The "wiki/" layer is less deterministic than the "raw/" and "site/" layers. Manual command instructions still tell the live agent to update entities, concepts, contradictions, and overview pages. The automatic synthesizer can create source pages, but it does not implement the whole AGENTS ingest contract. This is not a flaw if the project is understood as agent-in-the-loop tooling; it is a flaw only if the README is read as promising fully autonomous wiki maintenance.

The project has an unusual amount of integration surface for an alpha-stage tool. That makes it easy to adopt from many angles, but it also creates many promise surfaces: CLI help, README, Claude commands, skills, MCP tools, docs, and plugin metadata can drift from one another. The repeated comments about fixed regressions suggest the maintainers are actively tightening this, but the product surface is broad enough that drift should remain a watch item.

The confidence and lifecycle modules are conceptually good but not yet a trust system.
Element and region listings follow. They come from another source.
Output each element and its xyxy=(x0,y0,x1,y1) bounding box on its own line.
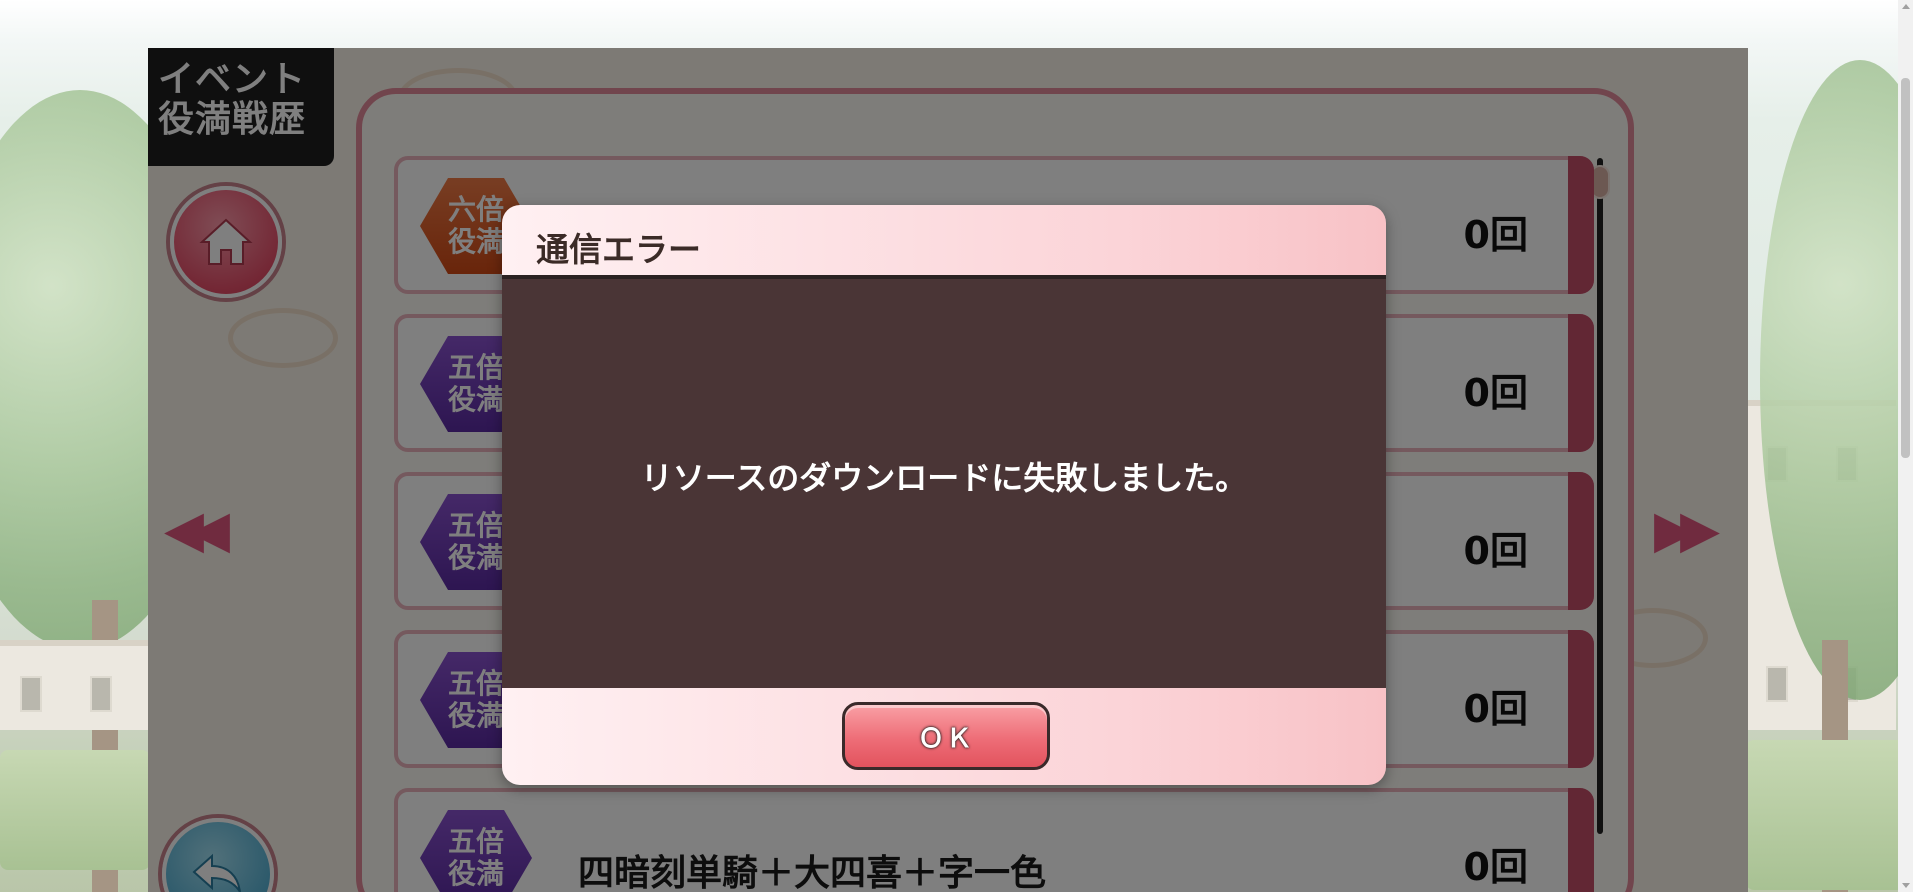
window xyxy=(90,676,112,712)
window xyxy=(1766,666,1788,702)
dialog-footer: ＯＫ xyxy=(502,688,1386,785)
scrollbar-thumb[interactable] xyxy=(1901,78,1910,458)
dialog-message: リソースのダウンロードに失敗しました。 xyxy=(640,459,1248,497)
scroll-up-arrow-icon[interactable] xyxy=(1902,4,1910,9)
error-dialog: 通信エラー リソースのダウンロードに失敗しました。 ＯＫ xyxy=(502,205,1386,785)
hedge-left xyxy=(0,750,150,870)
hedge-right xyxy=(1746,740,1906,890)
page-scrollbar[interactable] xyxy=(1898,0,1913,892)
ok-button[interactable]: ＯＫ xyxy=(842,702,1050,770)
building-left xyxy=(0,640,150,730)
dialog-header: 通信エラー xyxy=(502,205,1386,279)
dialog-title: 通信エラー xyxy=(536,230,701,269)
window xyxy=(20,676,42,712)
scroll-down-arrow-icon[interactable] xyxy=(1902,883,1910,888)
dialog-body: リソースのダウンロードに失敗しました。 xyxy=(502,279,1386,688)
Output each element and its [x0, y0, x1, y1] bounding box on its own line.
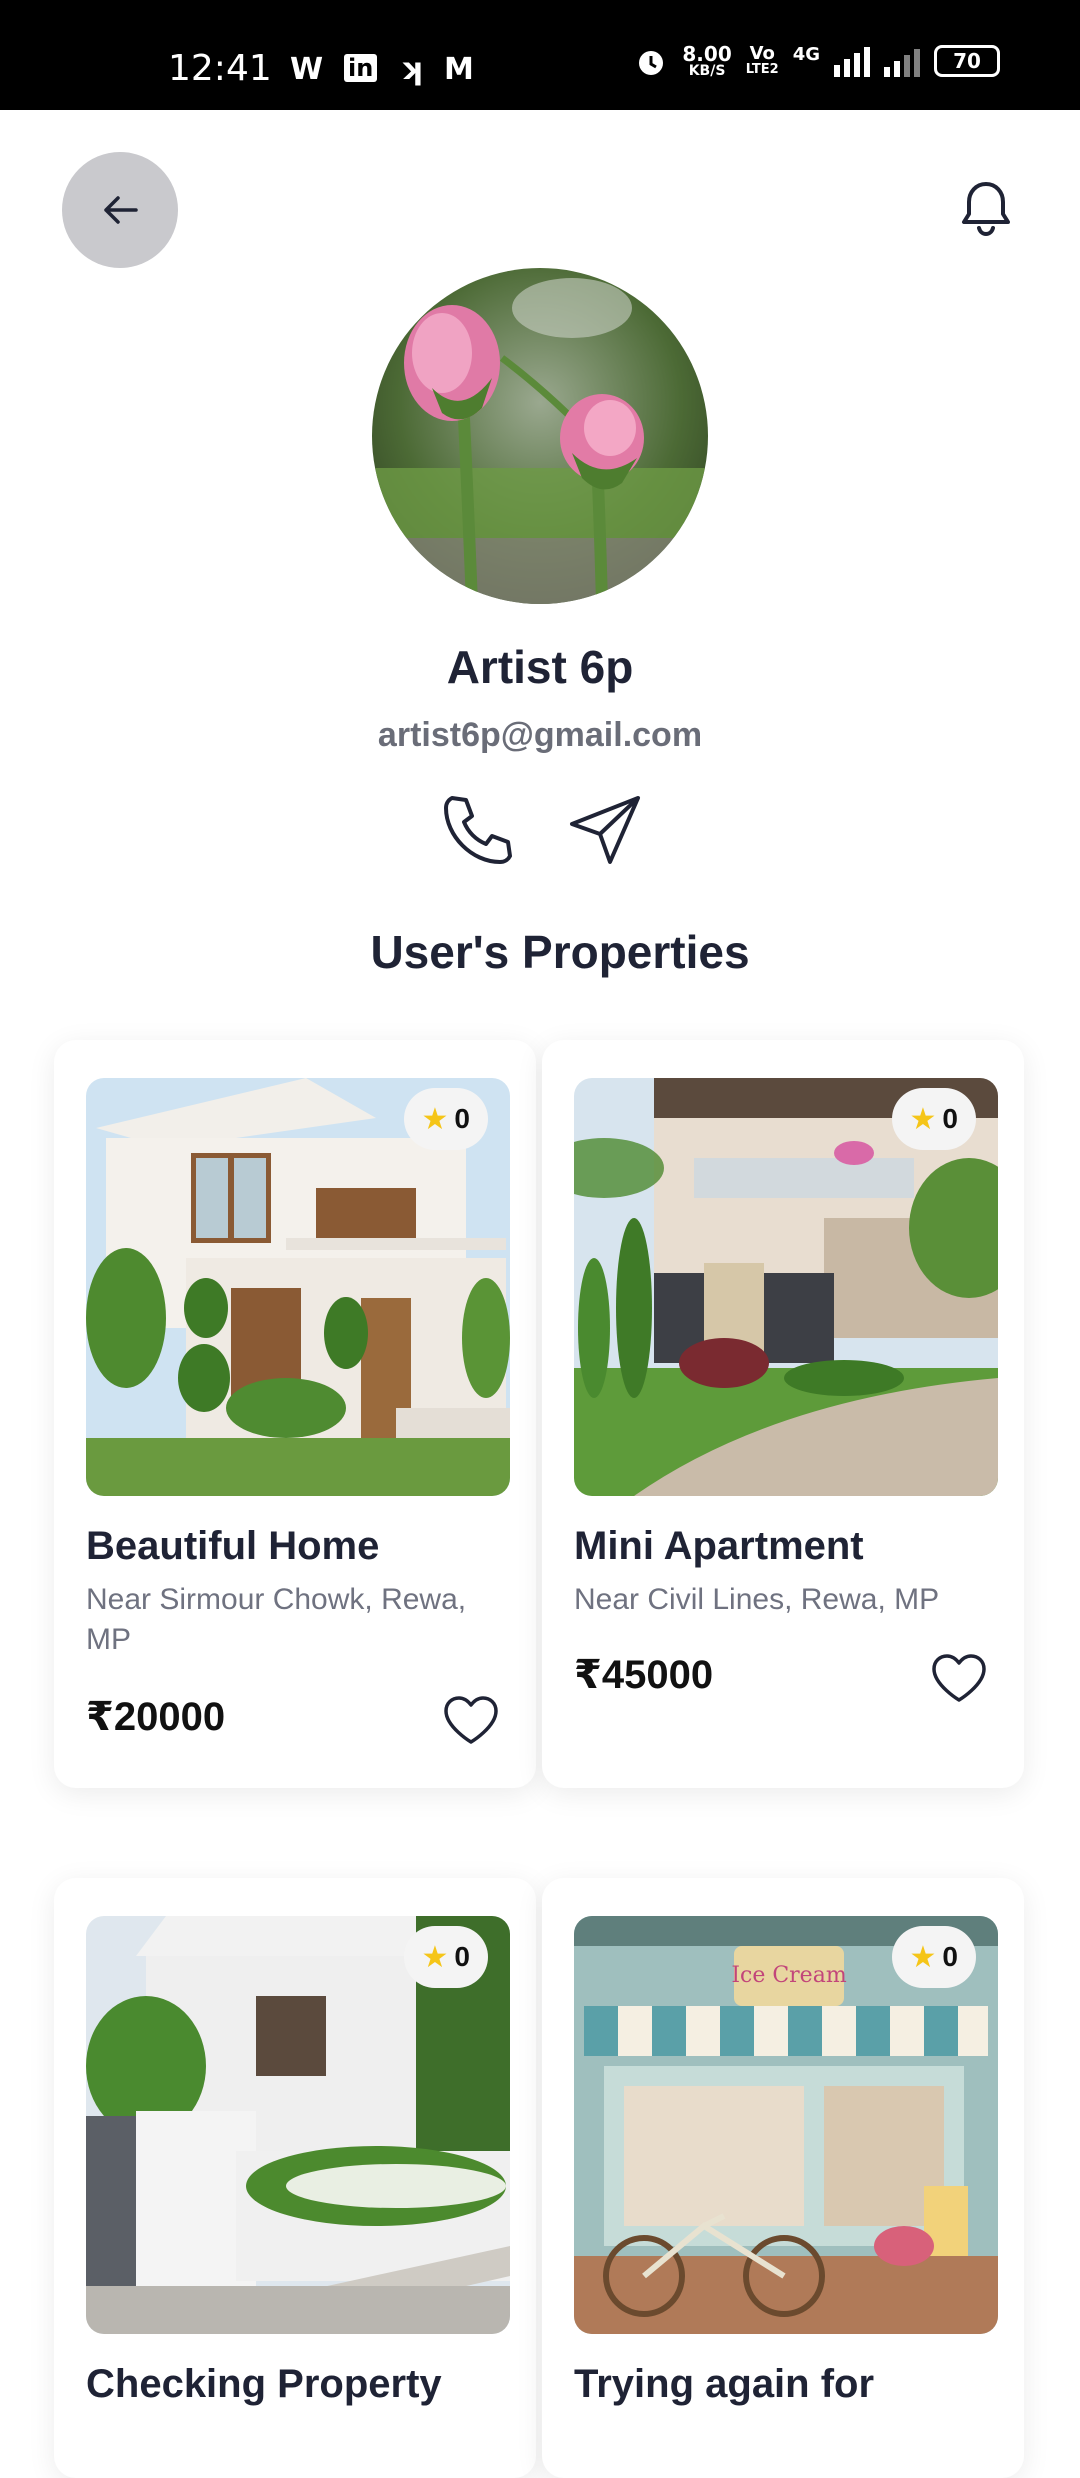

A 4-factor score over source count, quality, recency, and inbound links can prioritize review; it cannot establish that a generated source summary preserves the important claims in the transcript. The optional LLM lint rules point in that direction but remain advisory.

What to Watch

  • Whether Auto Dream becomes an implemented consolidation loop rather than seeded MEMORY.md/navigation doctrine.
  • Whether llmwiki synthesize grows from source-page generation into the full entity/concept/overview update contract currently delegated to agents.
  • Whether trace-derived pages gain a review/promotion path so generated source pages can mature into trusted concept or decision artifacts.
  • Whether the MCP query path stays keyword/snippet-based or grows a more typed context scheduler over projects, entities, confidence, lifecycle, and freshness.
  • Whether the many adapter claims remain tested as upstream agent transcript schemas change.
  • Whether broad packaging pressure causes product-surface drift, especially between README claims, slash commands, skills, and Python behavior.

Relevant Notes:

  • Trace-derived learning techniques in related systems - extends: Pratiyush/llm-wiki adds a multi-agent transcript-to-wiki compiler case where coding-session traces become raw markdown, wiki pages, static exports, and MCP-readable artifacts.
  • Files beat a database for agent-operated knowledge bases - exemplifies: raw transcripts, wiki pages, commands, skills, and exports stay file-shaped; operational state is sidecar JSON rather than a primary database.
  • A functioning KB needs a workshop layer, not just a library - sharpens: synthesized pages should enter a workshop/review path before being treated as mature library knowledge.
  • Stale indexes are worse than no indexes - exemplifies: the system invests heavily in rebuildable search indexes, source indexes, graph exports, sitemap, RSS, and manifests because static views are only useful when regenerated.
  • LLM Wiki - compares-with: both descend from Karpathy's LLM Wiki pattern, but the nvk review covers protocol/prompt packaging while Pratiyush ships a broad executable compiler and site/export toolchain.
  • kenhuangus/llm-wiki - compares-with: both are executable LLM Wiki implementations; kenhuangus focuses on external-source monitors and LLM claim integration, while Pratiyush focuses on agent-session transcript ingestion and static/AI export surfaces.
  • browzy.ai - compares-with: both compile raw material into a local markdown wiki, but browzy centers on URLs/documents and query-time PKB use while Pratiyush centers on coding-agent history.
  • cass-memory - compares-with: both aggregate multi-agent session logs, but cass-memory promotes procedural playbook bullets with feedback scoring while Pratiyush/llm-wiki promotes browseable wiki/source artifacts.